To coincide with the centenary of Erik Satie’s death on 1 July 1925, Erato has released 27 never-before-heard works by the eccentric French composer. This landmark digital album, Satie: Discoveries, performed by acclaimed pianist Alexandre Tharaud, offers an unprecedented glimpse into one of music’s most enigmatic figures.

Erik Satie

Erik Satie

The discovery of these lost works is the result of painstaking musicological research by Sato Matsui, a Japanese composer and violinist, and British musicologist and composer James Nye. They independently tracked down forgotten manuscripts and unfinished sketches, often ideas which occurred to the composer while walking to Paris from the suburb of Arcueil where he lived, and jotted them down in little notebooks. From these fragments, Matsui and Nye carefully reconstructed Satie’s sketches into fully performable scores (some of these scores are also slated for future publication by Éditions de la Fabrique Musique).

Alexandre Tharaud

Alexandre Tharaud © Askonas Holt

This new release presents a wide spectrum of Satie’s compositional styles, shedding significant new light on his career and musical output. Many pieces were originally composed for performance in the Bohemian cafés of Montmartre, where Satie worked as a pianist. This “café style” is most evident in pieces such as Mélodie and the works from the operetta Pousse l’amour, which really conjure up the world of bohemian Paris at the end of the nineteenth century.

The album also contains music similar to Satie’s perennially popular Gymnopédies and Gnossiennes, such as Réflexions nocturnes and Autour du 1st Nocturne. Other works embrace familiar dance forms, including several Parisian Valses, and elements of café-concert songs and operetta arias, exemplified by Le Champagne and Chanson andalouse. A more experimental Satie emerges through pieces like the Esquisses bitonales (Bitonal Sketches) and Soupirs fanés (Faded Sighs). This collection of miniatures features quirky, evocative titles such as Poil (Hair), Barbouillage (Daubings), and Souvenirs fadasses (Dusty Memories), showcasing Satie’s characteristic wit and unique sensibilities.

Most of the tracks feature French pianist Alexandre Tharaud performing solo, but the album includes key collaborations which add to its richness. Serbian violinist Nemanja Radulović joins Tharaud on three pieces, where his violin lyrically takes the voice of a singer in a Mélodie and two cabaret songs whose original lyrics have been lost.


Alexandre Tharaud and Nemanja Radulović

Alexandre Tharaud and Nemanja Radulović © Raphaël Wertheimer

‘Satie: Discoveries’ also includes two pieces already familiar to Satie enthusiasts: the hypnotic Chinese Conjuror from the ballet Parade (presented here for piano four hands with Gautier Capuçon), and the Chanson andalouse, originally intended for the never-performed operetta Pousse l’amour.

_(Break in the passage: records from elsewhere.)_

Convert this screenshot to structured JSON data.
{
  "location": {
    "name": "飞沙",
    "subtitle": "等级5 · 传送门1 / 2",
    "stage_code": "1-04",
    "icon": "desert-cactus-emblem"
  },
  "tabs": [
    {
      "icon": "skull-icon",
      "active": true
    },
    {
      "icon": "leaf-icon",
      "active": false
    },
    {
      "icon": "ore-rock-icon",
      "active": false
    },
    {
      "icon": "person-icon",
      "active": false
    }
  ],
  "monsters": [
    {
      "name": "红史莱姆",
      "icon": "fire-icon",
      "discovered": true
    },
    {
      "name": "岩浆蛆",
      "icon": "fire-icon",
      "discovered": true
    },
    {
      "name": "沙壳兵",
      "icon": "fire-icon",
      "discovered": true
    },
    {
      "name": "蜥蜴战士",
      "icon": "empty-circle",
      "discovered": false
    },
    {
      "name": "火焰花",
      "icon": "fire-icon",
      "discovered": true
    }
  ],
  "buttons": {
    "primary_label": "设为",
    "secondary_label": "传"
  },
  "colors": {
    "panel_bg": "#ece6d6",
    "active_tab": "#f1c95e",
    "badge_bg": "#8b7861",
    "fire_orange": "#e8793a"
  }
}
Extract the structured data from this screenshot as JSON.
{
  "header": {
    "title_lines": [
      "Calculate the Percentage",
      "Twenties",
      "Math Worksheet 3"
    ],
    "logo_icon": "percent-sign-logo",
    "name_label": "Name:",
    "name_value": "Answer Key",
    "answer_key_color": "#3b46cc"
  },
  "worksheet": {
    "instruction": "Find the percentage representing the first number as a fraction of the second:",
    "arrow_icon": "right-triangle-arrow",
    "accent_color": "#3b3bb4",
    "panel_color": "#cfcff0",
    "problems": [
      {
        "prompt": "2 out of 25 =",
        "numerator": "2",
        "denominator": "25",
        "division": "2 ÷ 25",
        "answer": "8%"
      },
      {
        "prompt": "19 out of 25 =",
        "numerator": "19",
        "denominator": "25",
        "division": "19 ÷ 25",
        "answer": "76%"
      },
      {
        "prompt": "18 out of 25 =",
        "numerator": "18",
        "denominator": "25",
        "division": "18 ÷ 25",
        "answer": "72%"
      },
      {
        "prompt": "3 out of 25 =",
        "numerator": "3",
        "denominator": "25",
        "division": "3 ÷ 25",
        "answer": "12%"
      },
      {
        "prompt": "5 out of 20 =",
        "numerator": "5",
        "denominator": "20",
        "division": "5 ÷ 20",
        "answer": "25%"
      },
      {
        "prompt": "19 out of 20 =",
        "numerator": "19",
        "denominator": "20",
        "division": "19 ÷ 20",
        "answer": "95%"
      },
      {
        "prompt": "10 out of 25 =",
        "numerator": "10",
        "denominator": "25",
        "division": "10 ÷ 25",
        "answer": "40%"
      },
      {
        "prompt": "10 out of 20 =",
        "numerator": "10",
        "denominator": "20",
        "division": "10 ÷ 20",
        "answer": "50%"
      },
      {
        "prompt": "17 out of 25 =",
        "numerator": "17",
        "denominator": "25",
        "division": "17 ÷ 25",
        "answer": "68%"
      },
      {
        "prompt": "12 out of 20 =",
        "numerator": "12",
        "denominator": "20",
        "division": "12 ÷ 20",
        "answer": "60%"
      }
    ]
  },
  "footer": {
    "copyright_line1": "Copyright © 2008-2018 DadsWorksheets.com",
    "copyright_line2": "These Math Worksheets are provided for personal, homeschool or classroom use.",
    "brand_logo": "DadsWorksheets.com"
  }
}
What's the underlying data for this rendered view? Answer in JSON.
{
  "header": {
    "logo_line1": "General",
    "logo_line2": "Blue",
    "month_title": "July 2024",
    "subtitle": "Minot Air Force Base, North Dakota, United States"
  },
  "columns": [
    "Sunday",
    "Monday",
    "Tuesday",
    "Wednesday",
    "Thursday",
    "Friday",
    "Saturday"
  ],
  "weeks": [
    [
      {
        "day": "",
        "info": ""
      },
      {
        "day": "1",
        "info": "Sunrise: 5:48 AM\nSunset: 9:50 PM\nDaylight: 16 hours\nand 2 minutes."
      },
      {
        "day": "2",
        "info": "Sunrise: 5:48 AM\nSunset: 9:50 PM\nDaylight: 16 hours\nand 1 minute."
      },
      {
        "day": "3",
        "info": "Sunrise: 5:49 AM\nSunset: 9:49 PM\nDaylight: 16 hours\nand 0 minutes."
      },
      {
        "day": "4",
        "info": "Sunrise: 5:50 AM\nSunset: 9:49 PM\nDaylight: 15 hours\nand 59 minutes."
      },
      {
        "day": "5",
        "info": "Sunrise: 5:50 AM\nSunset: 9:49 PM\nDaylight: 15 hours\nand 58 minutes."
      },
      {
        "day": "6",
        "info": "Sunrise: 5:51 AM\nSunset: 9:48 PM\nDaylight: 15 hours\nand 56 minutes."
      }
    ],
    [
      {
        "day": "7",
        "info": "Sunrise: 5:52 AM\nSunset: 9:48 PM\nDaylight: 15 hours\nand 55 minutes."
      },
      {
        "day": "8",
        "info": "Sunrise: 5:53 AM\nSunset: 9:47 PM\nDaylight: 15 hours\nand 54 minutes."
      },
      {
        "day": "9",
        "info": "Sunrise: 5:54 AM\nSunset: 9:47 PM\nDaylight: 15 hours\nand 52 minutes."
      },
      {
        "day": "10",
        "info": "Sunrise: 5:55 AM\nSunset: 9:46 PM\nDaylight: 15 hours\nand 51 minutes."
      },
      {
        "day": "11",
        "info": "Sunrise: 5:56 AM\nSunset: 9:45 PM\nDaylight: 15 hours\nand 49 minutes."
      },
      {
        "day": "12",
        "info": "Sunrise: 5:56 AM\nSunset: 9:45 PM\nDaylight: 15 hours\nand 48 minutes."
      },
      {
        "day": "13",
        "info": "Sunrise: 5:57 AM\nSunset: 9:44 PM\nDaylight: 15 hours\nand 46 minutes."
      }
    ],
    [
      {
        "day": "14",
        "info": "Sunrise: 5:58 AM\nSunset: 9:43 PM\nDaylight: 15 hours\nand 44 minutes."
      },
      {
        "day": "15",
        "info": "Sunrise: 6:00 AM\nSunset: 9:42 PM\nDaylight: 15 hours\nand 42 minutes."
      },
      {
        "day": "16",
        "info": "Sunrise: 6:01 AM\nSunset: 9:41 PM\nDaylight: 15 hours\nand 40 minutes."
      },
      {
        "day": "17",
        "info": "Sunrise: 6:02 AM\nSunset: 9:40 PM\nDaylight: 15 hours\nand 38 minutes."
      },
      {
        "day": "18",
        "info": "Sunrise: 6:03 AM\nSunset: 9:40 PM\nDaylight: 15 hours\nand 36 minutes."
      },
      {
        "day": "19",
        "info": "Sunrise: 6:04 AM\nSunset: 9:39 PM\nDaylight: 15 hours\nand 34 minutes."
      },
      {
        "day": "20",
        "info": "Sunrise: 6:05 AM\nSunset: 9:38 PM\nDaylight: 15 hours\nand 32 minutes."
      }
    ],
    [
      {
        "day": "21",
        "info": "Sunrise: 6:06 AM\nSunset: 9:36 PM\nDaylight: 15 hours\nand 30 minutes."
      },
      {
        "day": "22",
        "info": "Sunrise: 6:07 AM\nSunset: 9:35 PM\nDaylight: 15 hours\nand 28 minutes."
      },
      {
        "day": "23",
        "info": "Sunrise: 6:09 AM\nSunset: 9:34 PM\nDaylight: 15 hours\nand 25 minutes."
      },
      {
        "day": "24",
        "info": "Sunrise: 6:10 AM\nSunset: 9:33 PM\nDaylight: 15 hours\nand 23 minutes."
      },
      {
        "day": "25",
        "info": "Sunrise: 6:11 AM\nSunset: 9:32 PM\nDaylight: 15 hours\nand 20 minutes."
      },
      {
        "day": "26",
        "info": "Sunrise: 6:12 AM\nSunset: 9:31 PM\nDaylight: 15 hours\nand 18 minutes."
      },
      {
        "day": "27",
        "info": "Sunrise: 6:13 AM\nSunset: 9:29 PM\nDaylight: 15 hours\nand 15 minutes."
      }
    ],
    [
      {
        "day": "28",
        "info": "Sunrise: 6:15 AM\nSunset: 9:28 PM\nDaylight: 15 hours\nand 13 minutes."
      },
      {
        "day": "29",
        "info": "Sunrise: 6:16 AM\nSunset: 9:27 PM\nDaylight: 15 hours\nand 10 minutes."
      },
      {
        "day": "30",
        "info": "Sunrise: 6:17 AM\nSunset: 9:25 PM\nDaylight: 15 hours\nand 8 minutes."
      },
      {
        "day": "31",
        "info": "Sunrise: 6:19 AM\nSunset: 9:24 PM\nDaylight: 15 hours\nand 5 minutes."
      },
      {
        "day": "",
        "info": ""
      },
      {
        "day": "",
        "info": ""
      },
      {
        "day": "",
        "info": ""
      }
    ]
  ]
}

Tharaud himself contributes a new solo piano version of the Cancan Grand-Mondain from La Belle Excentrique.

This album represents a significant addition to our understanding and appreciation of Erik Satie, a composer regarded as an eccentric maverick, often narrowly defined by a few popular pieces.

Alexandre Tharaud says, Satie “remains very much an enigmatic figure today, held in enormous regard at the same time as being largely misunderstood and almost unknown“.

Satie: Discoveries recorded by Alexandre Tharaud album cover

This new release allows listeners and Satie enthusiasts to look beyond the Gnossiennes and the Gymnopédies, to try and get closer to the music and its composer. These newly discovered works offer a richer, more comprehensive portrait of Satie’s creative journey and stylistic development, and reveal him as an artist of remarkable range – from the intimate sounds of Parisian cafés to more experimental compositions.

Satie: Discoveries is available in digital format only on the Erato label.